The use of "Democrat Party" by Republicans as an insult has long history going back to at least the 1930s (the OED notes at least one usage in the 1890s). A few Republican politicians and conservative commentators have used it over the years, but it didn't really become common--indeed, pervasive like the talking point of the week--until the Newt Gingrich era and the studied contol of messaging that Gingrich and Frank Luntz instituted. I think the phrase popped up during the attempted rehabilitation of Joe McCarthy, who used it almost exclusively when referring to the party of Jefferson and FDR. For people with any sense of decency, that should be reason enough to avoid it. Gingrich and Luntz latched on to it and made it party of their official usage for Republicans.

I'm not the only one who has explored this issue. Here's Hendrik Hertzberg in the New Yorker:
There's no great mystery about the motives behind this deliberate misnaming. "Democrat Party" is a slur, or intended to be--a handy way to express contempt. Aesthetic judgments are subjective, of course, but "Democrat Party" is jarring verging on ugly. It fairly screams "rat."

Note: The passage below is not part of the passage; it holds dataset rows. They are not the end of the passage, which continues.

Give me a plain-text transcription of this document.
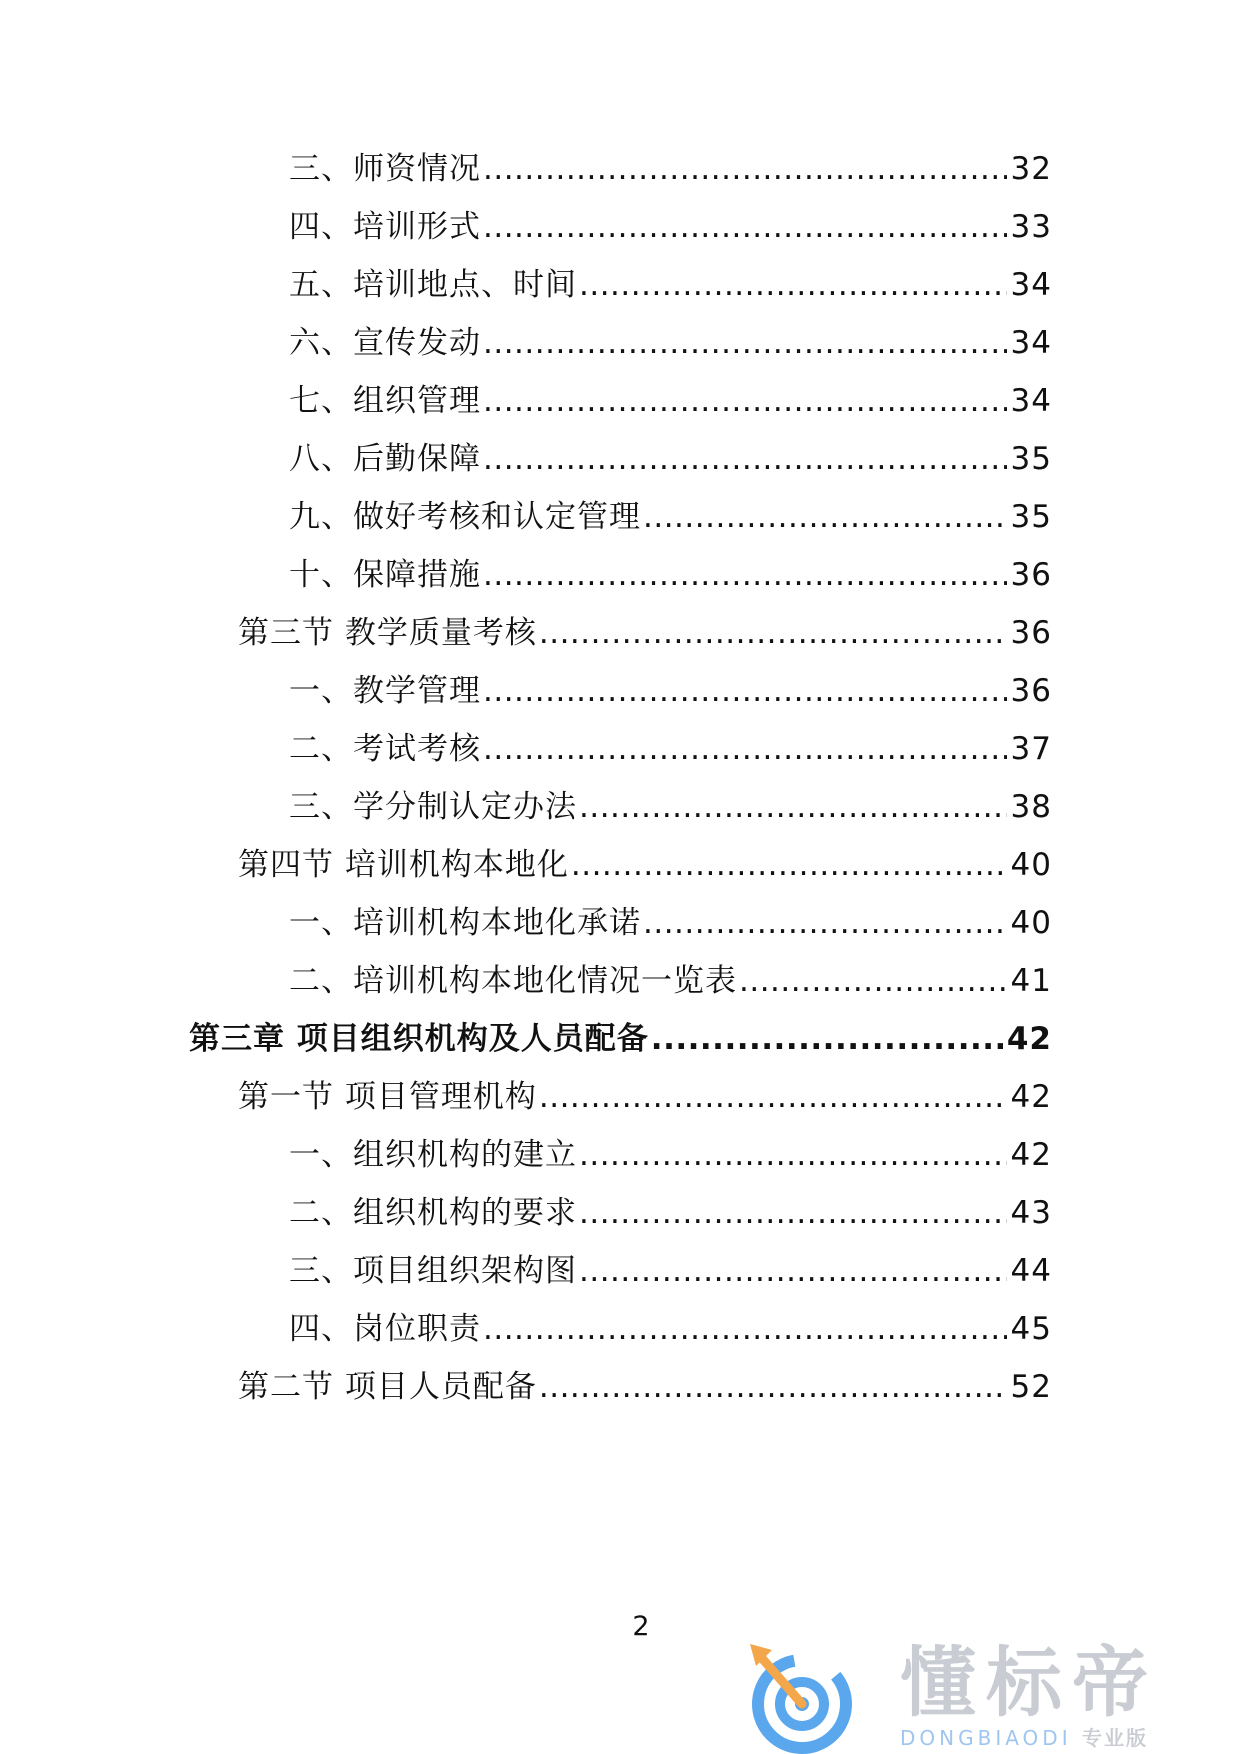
三、师资情况 .....	32
四、培训形式 .....	33
五、培训地点、时间 .....	34
六、宣传发动 .....	34
七、组织管理 .....	34
八、后勤保障 .....	35
九、做好考核和认定管理 .....	35
十、保障措施 .....	36
第三节 教学质量考核 .....	36
一、教学管理 .....	36
二、考试考核 .....	37
三、学分制认定办法 .....	38
第四节 培训机构本地化 .....	40
一、培训机构本地化承诺 .....	40
二、培训机构本地化情况一览表 .....	41
第三章 项目组织机构及人员配备 .....	42
第一节 项目管理机构 .....	42
一、组织机构的建立 .....	42
二、组织机构的要求 .....	43
三、项目组织架构图 .....	44
四、岗位职责 .....	45
第二节 项目人员配备 .....	52
2
懂标帝
DONGBIAODI 专业版
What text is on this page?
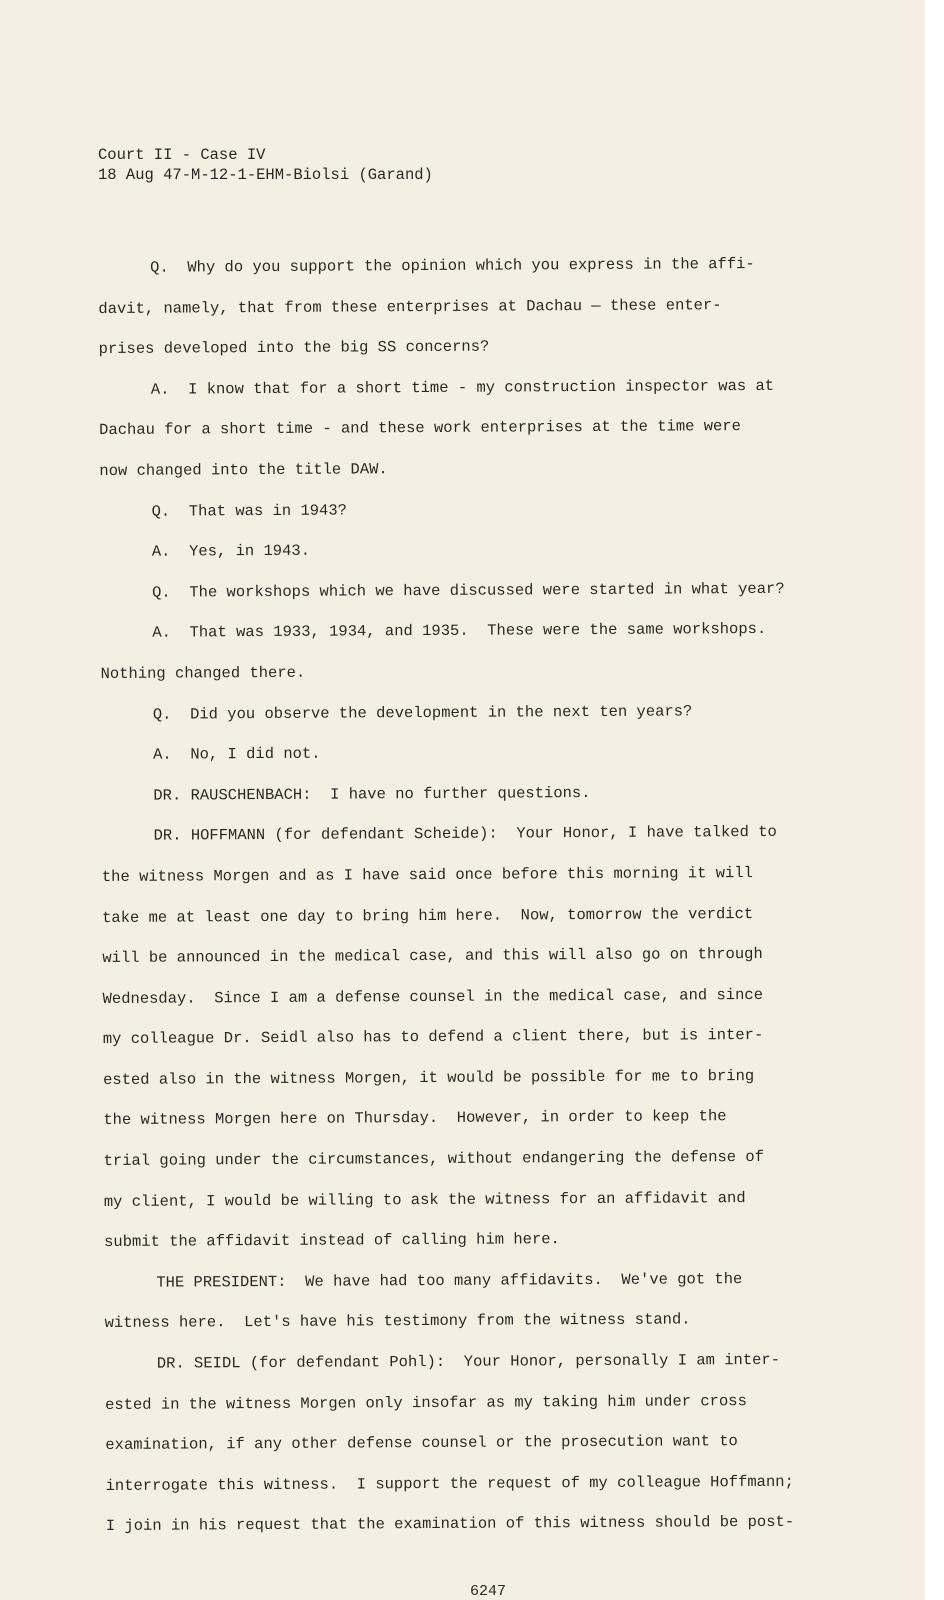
Court II - Case IV
18 Aug 47-M-12-1-EHM-Biolsi (Garand)
Q.  Why do you support the opinion which you express in the affi-
davit, namely, that from these enterprises at Dachau — these enter-
prises developed into the big SS concerns?
A.  I know that for a short time - my construction inspector was at
Dachau for a short time - and these work enterprises at the time were
now changed into the title DAW.
Q.  That was in 1943?
A.  Yes, in 1943.
Q.  The workshops which we have discussed were started in what year?
A.  That was 1933, 1934, and 1935.  These were the same workshops.
Nothing changed there.
Q.  Did you observe the development in the next ten years?
A.  No, I did not.
DR. RAUSCHENBACH:  I have no further questions.
DR. HOFFMANN (for defendant Scheide):  Your Honor, I have talked to
the witness Morgen and as I have said once before this morning it will
take me at least one day to bring him here.  Now, tomorrow the verdict
will be announced in the medical case, and this will also go on through
Wednesday.  Since I am a defense counsel in the medical case, and since
my colleague Dr. Seidl also has to defend a client there, but is inter-
ested also in the witness Morgen, it would be possible for me to bring
the witness Morgen here on Thursday.  However, in order to keep the
trial going under the circumstances, without endangering the defense of
my client, I would be willing to ask the witness for an affidavit and
submit the affidavit instead of calling him here.
THE PRESIDENT:  We have had too many affidavits.  We've got the
witness here.  Let's have his testimony from the witness stand.
DR. SEIDL (for defendant Pohl):  Your Honor, personally I am inter-
ested in the witness Morgen only insofar as my taking him under cross
examination, if any other defense counsel or the prosecution want to
interrogate this witness.  I support the request of my colleague Hoffmann;
I join in his request that the examination of this witness should be post-
6247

...and Ruth Marcus in the Washington Post:
There's also something grating and coarse-sounding about this abbreviated appellation, like saying "Jew" instead of "Jewish." It is, conservative wordsmith William F. Buckley wrote in National Review in 2002, "offensive to the ear."

All of this history and analysis should be unnecessary for anyone with an iota of manners. All they should need to know is that when Democrats hear that term, they feel insulted. The essence of manners is to avoid offense. That should settle the issue. As Rabbi Hillel put it "The main idea is 'Love your neighbor as yourself.' Everything else is commentary."